RATH: But here was the problem in translation. In human studies, GIK didn't seem to do much of anything to prevent heart attacks or damage. The research sat on the shelf. But when Dr. Selker learned about the research from a colleague and they started to discuss it, he became convinced there were fatal flaws in the human studies, including administering the GIK too late to have an effect. Selker and his colleagues designed a new test to study GIK in humans. The results were stunning.

SELKER: It reduced the composite of cardiac arrest or mortality by 50 percent in all comers. It also reduced the size of the heart attack by 80 percent.

RATH: Selker says that if additional research supports these findings, many lives could be saved with a simple therapy that costs about a hundred bucks. But he soon discovered that knowing what needed to be done wasn't enough.

SELKER: Gee, I thought, pretty much my work was done.
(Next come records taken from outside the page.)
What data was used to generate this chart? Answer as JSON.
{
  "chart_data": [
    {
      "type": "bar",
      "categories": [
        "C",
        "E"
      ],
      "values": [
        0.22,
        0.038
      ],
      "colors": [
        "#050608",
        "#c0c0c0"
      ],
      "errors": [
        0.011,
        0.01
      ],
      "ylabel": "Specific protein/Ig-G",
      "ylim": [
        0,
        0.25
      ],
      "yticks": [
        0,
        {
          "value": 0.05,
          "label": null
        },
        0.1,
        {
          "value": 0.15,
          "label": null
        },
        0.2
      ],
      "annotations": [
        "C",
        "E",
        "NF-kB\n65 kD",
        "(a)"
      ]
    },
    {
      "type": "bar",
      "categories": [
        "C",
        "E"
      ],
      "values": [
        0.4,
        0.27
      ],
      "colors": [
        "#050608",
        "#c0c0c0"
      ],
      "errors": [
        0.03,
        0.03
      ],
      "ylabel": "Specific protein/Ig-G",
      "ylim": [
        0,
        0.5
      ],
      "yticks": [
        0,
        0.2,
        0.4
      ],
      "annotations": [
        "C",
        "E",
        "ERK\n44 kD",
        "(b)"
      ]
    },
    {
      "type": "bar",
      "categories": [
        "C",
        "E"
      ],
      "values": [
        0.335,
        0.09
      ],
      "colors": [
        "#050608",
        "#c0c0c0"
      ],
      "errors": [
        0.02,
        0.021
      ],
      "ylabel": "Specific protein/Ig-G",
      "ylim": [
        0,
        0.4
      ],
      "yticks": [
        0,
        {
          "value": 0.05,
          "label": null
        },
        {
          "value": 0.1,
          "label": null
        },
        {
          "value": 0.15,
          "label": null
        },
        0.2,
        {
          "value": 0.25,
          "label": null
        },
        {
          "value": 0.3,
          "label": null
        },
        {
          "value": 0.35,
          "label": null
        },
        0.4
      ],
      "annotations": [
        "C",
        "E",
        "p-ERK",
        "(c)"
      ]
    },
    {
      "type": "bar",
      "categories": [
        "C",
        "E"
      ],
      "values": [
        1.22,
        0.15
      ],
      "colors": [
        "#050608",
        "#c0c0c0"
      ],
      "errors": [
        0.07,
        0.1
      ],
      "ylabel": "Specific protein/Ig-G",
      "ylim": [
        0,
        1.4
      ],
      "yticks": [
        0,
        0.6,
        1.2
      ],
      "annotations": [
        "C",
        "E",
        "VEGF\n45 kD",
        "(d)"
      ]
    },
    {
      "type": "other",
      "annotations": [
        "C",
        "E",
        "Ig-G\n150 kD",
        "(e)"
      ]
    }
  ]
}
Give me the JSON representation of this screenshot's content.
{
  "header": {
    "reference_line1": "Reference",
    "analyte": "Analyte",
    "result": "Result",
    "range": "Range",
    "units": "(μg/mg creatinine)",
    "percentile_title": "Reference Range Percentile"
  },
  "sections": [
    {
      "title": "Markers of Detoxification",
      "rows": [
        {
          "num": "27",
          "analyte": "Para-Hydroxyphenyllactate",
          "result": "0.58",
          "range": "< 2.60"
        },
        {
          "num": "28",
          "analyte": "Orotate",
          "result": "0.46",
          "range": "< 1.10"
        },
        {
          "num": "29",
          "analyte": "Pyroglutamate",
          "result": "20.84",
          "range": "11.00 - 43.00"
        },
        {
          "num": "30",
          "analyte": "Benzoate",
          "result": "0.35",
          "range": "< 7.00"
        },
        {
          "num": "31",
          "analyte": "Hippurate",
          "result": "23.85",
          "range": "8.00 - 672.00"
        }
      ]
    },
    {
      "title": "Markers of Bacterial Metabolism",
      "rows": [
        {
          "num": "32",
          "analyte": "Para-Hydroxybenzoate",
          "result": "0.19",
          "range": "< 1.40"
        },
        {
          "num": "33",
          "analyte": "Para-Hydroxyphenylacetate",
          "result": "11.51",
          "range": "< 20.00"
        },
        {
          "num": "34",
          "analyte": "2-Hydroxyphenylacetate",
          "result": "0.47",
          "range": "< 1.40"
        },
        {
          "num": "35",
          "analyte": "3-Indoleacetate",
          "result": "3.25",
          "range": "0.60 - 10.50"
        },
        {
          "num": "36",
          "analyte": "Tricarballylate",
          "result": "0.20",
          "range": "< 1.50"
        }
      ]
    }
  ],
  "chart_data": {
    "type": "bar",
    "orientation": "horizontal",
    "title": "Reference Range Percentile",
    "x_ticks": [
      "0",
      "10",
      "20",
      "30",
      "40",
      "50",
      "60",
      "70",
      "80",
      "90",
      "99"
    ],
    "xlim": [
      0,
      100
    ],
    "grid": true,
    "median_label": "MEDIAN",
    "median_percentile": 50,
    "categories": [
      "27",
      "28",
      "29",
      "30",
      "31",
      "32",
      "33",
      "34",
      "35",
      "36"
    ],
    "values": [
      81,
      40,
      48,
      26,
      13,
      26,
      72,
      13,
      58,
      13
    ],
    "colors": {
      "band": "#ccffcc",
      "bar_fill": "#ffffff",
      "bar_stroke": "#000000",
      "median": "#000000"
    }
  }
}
And people would call me up and say, you know, where would we get this GIK stuff?

RATH: But there was nobody making it.

SELKER: So I started talking to the pharmaceutical companies, saying, you know, would you make this stuff? And they basically weren't interested.

RATH: GIK is a cocktail of existing off-the-shelf ingredients. A company could invest in the additional research and work to get it out to patients, but there'd be no big payoff.

SELKER: And that turns out to be one of the features that these companies are interested in. And, you know, so we have to figure out how to do that, you know? And I'm not - I won't be deterred.

RATH: Selker is now in dialogue with the FDA about the details of a definitive clinical trial that would confirm the effectiveness of GIK in acute coronary emergencies. And like so many times before, he's continuing to reach across professional boundaries.

SELKER: If you're going to try to improve things, you have to work on all angles. You have to work on all disciplines. You can't just work in biology. That would never get you anywhere. Probably the happiest moments I have in my research are - well, actually, you were at that one meeting, where there was a statistician and a cardiologist and myself.

And we often work in this very room when we're thinking up new ideas. And people in the room have ideas that I could have never thought of, but they wouldn't have bothered thinking about if I hadn't have kind of pushed them at it. The statistician has made mathematical models that are exquisite. She didn't know really much about the clinical area, but I could help her with that.

And we got databases, and we did all that stuff. So working across disciplines and personalities and different perspectives, that's - that's the good stuff for me. That really - that makes a great day.

RATH: Dr. Selker is hopeful the next clinical trial for GIK will take place by early next year. Arun Rath, NPR News, Boston.